Dari rapat kreditur yang berlangsung pada 31 Oktober 2018, dua dari tiga kreditur menerima proposal perdamaian yang diajukan Merpati. Dua kreditur itu adalah PT Bank Mandiri Tbk dan PT Perusahaan Pengelolaan Aset (PPA). Sementara satu kreditur yang menolak proposal ialah Kementerian Keuangan selaku pemegang jaminan dengan tagihan terbesar.

Jumlah suara yang dimiliki tiga kreditur itu adalah sebanyak 333.738 dengan total tagihan Rp3,33 triliun. Apabila dirinci lebih lanjut, Bank Mandiri memiliki 25.409 suara dengan tagihan Rp245,08 miliar, sedangkan PT PPA memiliki 96.600 suara dengan tagihan Rp965,99 miliar. Untuk jumlah suara yang dimiliki Kementerian Keuangan sendiri mencapai 211.730, dengan tagihan senilai Rp2,11 triliun.

Menteri Keuangan (Menkeu) Sri Mulyani Indrawati pun angkat bicara soal alasan kementeriannya yang menolak perjanjian damai. Menurutnya penolakan tersebut karena pemerintah masih menantikan adanya investor yang kredibel untuk bisa menyelamatkan Merpati dari ancaman pailit.

Seluruh kekayaan Indonesia, kata Sri Mulyadni, baik yang dimiliki negara maupun dalam bentuk tagihan sudah semestinya dapat dikelola dengan baik.

“Karena buat pemerintah kalau perusahaan itu bangkrut, maka kami juga cuma mendapatkan sisa-sisa dari tunjangan yang sudah disalurkan dan tidak bisa dikembalikan,” ujar Sri Mulyani di kantornya, Jakarta, Senin (12/11/2018).

Sri Mulyani menegaskan pemerintah akan mendukung revitalisasi bisnis apabila investornya benar-benar kredibel.
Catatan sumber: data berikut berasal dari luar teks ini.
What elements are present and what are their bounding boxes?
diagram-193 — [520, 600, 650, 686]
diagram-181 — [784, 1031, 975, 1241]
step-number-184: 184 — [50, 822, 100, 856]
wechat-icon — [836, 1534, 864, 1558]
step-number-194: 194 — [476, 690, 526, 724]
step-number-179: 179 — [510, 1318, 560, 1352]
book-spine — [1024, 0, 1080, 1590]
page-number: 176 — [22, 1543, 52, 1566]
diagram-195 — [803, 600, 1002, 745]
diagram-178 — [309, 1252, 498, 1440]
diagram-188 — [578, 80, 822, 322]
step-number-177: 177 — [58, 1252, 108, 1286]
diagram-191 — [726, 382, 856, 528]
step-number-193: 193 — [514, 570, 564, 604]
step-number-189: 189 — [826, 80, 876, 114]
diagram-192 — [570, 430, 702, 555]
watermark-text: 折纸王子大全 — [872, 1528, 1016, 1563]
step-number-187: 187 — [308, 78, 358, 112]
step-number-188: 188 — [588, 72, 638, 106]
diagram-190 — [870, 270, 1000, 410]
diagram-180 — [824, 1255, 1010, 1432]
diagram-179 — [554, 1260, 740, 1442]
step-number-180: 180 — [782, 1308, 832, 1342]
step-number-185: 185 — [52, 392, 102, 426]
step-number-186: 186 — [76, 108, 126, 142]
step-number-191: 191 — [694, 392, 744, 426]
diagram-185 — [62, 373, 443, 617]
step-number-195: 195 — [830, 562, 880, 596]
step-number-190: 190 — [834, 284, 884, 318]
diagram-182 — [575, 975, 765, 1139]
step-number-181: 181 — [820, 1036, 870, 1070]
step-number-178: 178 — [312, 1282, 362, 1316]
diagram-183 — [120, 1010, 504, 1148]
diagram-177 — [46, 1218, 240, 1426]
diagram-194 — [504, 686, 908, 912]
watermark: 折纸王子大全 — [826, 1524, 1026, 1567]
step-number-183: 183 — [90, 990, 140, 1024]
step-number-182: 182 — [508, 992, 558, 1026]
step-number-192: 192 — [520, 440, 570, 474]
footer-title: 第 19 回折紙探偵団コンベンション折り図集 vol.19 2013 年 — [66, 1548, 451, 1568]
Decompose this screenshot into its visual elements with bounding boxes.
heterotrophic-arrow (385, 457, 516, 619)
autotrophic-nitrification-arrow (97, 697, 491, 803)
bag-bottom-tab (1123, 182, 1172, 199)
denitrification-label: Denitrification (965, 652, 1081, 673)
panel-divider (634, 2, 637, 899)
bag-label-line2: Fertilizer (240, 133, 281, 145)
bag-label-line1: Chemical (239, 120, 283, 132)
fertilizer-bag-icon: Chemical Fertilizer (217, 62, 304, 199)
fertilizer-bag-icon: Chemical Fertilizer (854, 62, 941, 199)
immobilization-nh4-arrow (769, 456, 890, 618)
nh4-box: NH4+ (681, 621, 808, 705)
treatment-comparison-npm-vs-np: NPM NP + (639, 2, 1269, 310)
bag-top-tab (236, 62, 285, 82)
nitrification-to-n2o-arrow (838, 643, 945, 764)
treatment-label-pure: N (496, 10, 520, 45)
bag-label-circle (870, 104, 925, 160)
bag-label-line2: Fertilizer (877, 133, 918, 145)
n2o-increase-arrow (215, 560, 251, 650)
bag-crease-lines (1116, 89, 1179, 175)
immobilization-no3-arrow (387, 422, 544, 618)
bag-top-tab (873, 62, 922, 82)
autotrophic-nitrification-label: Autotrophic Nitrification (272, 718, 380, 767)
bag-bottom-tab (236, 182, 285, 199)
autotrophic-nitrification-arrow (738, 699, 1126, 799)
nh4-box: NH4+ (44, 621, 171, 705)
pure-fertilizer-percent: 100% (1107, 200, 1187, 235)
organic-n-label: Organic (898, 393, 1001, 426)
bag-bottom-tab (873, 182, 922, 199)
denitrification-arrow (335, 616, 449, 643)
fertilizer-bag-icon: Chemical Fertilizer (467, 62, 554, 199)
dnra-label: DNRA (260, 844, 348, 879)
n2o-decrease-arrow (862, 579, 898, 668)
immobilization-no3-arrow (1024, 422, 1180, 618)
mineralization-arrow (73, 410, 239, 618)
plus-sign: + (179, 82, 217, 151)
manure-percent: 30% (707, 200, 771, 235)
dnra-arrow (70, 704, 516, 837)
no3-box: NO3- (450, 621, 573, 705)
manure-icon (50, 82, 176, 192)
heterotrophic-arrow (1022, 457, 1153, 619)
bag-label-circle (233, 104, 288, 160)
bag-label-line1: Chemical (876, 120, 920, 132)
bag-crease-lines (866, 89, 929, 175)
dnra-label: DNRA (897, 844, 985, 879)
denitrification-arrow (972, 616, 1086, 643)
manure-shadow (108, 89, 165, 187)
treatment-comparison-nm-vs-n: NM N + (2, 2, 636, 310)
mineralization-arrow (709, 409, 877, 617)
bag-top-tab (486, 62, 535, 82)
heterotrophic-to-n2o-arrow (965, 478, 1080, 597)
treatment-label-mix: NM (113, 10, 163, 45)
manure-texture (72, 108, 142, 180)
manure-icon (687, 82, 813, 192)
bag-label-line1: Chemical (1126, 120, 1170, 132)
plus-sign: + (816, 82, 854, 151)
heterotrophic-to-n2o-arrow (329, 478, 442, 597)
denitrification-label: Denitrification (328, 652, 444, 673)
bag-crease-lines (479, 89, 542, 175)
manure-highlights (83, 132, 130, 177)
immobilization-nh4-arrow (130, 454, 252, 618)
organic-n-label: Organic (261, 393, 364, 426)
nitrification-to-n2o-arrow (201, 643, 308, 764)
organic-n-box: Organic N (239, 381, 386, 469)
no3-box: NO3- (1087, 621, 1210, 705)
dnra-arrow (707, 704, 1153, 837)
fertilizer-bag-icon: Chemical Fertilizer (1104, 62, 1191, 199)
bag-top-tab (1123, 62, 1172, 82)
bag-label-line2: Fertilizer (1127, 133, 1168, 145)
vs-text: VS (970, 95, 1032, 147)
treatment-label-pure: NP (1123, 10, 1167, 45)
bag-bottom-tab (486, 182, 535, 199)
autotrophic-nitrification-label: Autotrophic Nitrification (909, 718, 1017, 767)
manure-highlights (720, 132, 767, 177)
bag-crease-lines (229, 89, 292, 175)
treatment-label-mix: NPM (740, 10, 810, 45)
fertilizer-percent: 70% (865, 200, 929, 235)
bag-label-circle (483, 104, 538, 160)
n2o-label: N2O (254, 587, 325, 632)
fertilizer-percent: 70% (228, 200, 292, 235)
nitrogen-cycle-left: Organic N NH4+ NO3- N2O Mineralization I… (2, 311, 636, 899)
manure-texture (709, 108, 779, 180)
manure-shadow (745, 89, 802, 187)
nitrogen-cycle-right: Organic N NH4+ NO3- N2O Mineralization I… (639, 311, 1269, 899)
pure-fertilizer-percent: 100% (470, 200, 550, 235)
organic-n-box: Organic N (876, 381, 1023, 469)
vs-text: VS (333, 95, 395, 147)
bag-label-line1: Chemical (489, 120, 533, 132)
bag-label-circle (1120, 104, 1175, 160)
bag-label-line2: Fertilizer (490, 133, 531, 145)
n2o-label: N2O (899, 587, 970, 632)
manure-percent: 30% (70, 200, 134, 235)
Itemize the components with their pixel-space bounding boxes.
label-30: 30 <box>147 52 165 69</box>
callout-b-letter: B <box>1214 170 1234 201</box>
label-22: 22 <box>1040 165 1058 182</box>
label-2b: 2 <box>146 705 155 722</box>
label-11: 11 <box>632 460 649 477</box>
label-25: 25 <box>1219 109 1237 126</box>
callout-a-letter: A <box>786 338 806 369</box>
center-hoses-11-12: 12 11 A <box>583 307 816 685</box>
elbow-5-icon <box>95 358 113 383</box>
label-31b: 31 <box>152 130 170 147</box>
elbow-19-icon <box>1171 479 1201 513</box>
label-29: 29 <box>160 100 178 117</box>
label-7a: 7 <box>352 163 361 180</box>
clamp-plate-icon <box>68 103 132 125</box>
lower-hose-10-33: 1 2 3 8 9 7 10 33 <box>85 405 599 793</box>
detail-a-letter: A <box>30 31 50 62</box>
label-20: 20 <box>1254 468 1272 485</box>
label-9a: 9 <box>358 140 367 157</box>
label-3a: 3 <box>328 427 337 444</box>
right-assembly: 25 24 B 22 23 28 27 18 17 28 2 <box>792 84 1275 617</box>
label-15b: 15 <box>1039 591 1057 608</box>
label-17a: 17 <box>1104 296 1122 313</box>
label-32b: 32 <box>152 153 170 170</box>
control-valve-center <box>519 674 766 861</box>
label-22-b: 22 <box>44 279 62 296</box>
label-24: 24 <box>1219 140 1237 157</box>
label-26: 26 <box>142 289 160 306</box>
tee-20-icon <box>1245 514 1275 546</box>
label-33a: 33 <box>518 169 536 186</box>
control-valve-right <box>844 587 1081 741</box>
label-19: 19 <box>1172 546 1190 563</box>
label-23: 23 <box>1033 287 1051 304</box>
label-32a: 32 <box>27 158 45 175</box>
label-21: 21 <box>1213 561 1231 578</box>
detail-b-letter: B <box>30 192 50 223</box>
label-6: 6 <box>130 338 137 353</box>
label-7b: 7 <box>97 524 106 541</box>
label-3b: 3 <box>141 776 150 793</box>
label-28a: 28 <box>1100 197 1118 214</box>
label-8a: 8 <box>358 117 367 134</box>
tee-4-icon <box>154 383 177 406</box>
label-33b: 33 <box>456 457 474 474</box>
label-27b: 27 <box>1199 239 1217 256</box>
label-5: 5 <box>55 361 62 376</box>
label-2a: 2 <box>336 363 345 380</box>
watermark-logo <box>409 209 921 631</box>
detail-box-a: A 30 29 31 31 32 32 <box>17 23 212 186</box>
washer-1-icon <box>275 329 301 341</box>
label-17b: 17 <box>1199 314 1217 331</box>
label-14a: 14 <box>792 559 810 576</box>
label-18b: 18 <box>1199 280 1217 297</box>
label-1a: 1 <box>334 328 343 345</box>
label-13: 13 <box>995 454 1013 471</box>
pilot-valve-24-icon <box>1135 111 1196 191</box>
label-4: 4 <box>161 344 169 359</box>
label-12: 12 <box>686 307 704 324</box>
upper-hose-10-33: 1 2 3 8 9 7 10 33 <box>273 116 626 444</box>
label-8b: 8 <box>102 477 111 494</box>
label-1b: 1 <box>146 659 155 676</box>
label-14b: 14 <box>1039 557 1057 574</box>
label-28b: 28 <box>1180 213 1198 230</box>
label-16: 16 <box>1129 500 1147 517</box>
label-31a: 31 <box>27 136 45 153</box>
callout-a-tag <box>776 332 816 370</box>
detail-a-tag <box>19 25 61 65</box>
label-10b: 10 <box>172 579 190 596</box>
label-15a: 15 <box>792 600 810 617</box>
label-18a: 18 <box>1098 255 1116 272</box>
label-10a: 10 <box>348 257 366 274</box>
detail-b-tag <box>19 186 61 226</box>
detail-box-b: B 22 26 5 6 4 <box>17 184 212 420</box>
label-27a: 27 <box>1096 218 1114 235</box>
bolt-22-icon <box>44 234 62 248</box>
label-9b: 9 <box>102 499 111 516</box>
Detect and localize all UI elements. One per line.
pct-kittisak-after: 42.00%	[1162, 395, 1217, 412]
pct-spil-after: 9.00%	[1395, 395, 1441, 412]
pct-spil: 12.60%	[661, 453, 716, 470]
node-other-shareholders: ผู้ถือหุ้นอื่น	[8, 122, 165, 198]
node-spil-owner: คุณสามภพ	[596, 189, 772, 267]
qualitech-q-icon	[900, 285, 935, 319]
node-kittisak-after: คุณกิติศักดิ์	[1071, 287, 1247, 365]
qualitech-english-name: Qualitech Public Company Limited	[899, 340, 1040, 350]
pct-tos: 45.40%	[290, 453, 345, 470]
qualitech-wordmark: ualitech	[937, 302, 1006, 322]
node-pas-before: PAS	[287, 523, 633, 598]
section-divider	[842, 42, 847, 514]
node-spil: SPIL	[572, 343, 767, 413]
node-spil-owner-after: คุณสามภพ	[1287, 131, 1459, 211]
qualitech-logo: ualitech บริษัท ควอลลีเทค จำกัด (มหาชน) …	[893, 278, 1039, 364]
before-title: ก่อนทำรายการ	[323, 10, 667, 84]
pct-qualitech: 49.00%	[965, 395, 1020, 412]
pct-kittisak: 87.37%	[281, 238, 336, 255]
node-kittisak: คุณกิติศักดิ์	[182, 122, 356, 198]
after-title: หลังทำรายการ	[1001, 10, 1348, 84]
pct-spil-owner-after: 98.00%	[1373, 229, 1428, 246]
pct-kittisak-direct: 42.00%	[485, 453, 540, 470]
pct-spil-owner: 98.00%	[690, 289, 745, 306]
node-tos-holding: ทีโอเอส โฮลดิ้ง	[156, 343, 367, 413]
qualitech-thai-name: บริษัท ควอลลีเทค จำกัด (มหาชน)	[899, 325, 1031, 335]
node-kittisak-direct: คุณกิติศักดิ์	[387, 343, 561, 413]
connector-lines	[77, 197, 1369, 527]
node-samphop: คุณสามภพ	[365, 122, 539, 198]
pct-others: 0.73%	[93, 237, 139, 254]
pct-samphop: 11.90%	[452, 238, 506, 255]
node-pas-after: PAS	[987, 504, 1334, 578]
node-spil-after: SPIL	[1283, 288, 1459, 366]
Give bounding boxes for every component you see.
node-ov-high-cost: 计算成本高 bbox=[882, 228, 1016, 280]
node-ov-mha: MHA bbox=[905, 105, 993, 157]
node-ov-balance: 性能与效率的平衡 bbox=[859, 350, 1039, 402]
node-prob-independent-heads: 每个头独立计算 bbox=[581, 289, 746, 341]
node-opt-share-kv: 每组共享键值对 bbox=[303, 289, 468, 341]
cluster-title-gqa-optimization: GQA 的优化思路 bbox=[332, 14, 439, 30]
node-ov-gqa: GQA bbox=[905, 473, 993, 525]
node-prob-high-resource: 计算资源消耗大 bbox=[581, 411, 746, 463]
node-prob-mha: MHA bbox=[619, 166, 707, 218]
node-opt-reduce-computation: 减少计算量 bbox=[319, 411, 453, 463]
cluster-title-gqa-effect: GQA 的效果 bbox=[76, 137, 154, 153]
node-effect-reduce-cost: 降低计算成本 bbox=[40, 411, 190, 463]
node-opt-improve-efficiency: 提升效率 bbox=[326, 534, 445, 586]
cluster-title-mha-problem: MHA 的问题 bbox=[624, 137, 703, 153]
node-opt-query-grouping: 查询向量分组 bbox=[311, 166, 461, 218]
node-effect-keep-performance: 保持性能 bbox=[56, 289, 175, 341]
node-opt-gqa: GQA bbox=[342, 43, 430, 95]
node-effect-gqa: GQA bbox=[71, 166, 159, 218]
Dia pun menekankan pentingnya investor yang memiliki rekam jejak baik, serta tidak hanya membawa nama, tapi juga bisa memberikan terobosan dari segi teknologi, keahlian, dan finansial.

“Sekarang ini persoalannya adalah tinggal membandingkan apabila perusahaan ini tetap bisa dihidupkan dan memiliki nilai ekonomi maupun kegiatan yang bisa menunjang pemulihan keuangannya,” jelasnya.

Sorotan pun lantas tertuju pada Kim Johanes Mulia dan PT Intra Asia Corpora. Berdasarkan data yang dihimpun Tirto, sosok Kim Johanes bukanlah pemain baru di sektor penerbangan. Sebelum akhirnya berniat menyuntikkan modal ke Merpati, Kim Johanes sempat memiliki maskapai penerbangan bernama Kartika Airlines.

Pada 2010, Kim Johanes mengumumkan Kartika Airlines berniat memborong 30 unit pesawat Sukhoi Superjet 100 senilai lebih kurang 900 juta dolar AS. Perjanjian jual beli pesawat itu telah ditandatangani dengan Sukhoi Civil Aircraft. Namun rupanya usia Kartika Airlines tidak lama. Setelah itu, baik kabar maskapai maupun kelanjutan dari pembelian Sukhoi Superjet 100 lantas tak terdengar lagi.

Rekam jejak bisnis Kim Johanes juga rupanya tidak berlangsung mulus. Pada tahun 1994, ia sempat terjerat skandal keuangan perusahaan tekstil Detta Marina. Perusahaan yang dipegangnya kala itu tercatat penuh utang karena secara jor-joran membeli mesin baru.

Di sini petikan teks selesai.